Junge Fußballer zeigen Anzeichen von Burnout

Junge Fußballer zeigen Anzeichen von Burnout
Junge Fußballer zeigen Anzeichen von Burnout
Anonim

Junge Spitzenspieler in Profifußballvereinen sind laut einer neuen Studie aufgrund der perfektionistischen Standards, die sie von Trainern, Eltern und Teammitgliedern verlangen, einem Burnout-Risiko ausgesetzt, bevor sie die Schule verlassen.

Dr. Andrew Hill, Dozent für Sport- und Bewegungswissenschaften an der School of Biomedical Sciences der University of Leeds, sagte, dass einige Jugendliche in jungen Jahren Anzeichen von chronischem Stress, Erschöpfung und Desillusionierung von ihrem Sport zeigen.

Forscher untersuchten die Beziehung zwischen verschiedenen Arten von Perfektionismus und Burnout bei 167 jungen männlichen Fußballspielern in acht Akademien und Exzellenzzentren, die englischen Profiklubs angegliedert sind.

Sie fanden heraus, dass bis zu einem Viertel der Jungen berichteten, manchmal Burnout-Symptome zu haben, während etwa ein Prozent bestimmte Symptome häufig hatte.

Spieler, die von wahrgenommenem Druck durch andere, Angst vor Fehlern und anderem äußeren Druck berichteten, waren am stärksten von Burnout bedroht.
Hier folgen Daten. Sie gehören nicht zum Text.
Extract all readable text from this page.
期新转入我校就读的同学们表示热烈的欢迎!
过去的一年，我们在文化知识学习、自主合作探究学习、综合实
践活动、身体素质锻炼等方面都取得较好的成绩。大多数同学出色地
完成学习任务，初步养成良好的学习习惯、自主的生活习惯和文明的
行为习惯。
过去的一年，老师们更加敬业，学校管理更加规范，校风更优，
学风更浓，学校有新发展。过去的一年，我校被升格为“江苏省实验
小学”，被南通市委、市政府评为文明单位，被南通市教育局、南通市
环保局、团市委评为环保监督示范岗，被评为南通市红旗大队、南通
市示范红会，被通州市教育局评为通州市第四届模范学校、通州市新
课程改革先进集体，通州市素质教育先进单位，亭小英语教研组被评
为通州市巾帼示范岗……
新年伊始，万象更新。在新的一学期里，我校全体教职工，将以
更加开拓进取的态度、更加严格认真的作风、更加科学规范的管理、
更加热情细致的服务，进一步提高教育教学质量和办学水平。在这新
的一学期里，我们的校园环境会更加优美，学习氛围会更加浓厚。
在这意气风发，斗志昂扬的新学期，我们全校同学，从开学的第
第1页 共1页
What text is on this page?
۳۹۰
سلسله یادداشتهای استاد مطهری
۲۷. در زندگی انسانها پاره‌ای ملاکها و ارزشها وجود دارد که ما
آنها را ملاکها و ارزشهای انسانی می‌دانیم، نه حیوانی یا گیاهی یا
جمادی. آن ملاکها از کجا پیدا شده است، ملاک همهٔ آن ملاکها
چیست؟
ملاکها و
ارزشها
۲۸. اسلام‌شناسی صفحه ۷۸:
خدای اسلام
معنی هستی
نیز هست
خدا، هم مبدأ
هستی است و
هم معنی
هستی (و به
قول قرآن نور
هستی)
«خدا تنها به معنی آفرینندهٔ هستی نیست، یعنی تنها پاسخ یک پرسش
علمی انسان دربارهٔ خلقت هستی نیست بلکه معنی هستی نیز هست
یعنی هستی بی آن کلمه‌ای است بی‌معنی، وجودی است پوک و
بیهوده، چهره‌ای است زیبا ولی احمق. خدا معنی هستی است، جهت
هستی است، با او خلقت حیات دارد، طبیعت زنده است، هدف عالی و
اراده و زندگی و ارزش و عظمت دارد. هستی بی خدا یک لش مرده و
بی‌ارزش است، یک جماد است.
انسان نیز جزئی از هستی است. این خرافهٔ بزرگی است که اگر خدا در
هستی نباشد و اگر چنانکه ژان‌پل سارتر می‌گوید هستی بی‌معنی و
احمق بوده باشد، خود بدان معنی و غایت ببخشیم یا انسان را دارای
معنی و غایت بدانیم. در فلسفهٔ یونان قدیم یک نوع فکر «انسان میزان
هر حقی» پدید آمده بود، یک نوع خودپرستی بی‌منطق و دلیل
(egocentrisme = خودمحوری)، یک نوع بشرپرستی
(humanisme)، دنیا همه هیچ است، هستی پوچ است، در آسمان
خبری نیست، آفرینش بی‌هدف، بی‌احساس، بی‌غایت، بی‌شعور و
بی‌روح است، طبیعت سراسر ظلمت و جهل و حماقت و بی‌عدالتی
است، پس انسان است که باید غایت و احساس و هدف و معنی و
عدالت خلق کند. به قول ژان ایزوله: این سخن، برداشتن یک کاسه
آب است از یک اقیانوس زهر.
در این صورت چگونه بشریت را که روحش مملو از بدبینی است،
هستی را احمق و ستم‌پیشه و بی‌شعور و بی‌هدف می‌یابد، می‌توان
Nicht-Perfektionisten und Spieler, die Perfektionismus zeigten, der von ihren eigenen hohen Standards getrieben wurde, waren deutlich weniger anfällig.

"Was wir unter den Athleten mit Burnout-Symptomen sehen, ist emotionale und körperliche Erschöpfung, ein Gefühl, dass sie keine Leistung erbringen, und ein Gefühl der Abwertung des Sports. Auch wenn sie ursprünglich Spaß an ihrem Sport haben und emotional investiert sind darin werden sie schließlich unzufrieden. Die Teilnahme kann sehr stressig sein ", sagte Dr. Hill.

Die Jugendstrukturen vieler professioneller Fußballvereine rekrutieren Kinder im Alter von 8 Jahren und streichen unerwünschte Spieler jährlich, bis sie 12 Jahre alt sind.Jugendliche unterschreiben dann Zweijahresregistrierungen und müssen im Alter von 14 und 16 Jahren „Ausmerzen“überstehen, bevor sie einen Dreijahresvertrag bekommen.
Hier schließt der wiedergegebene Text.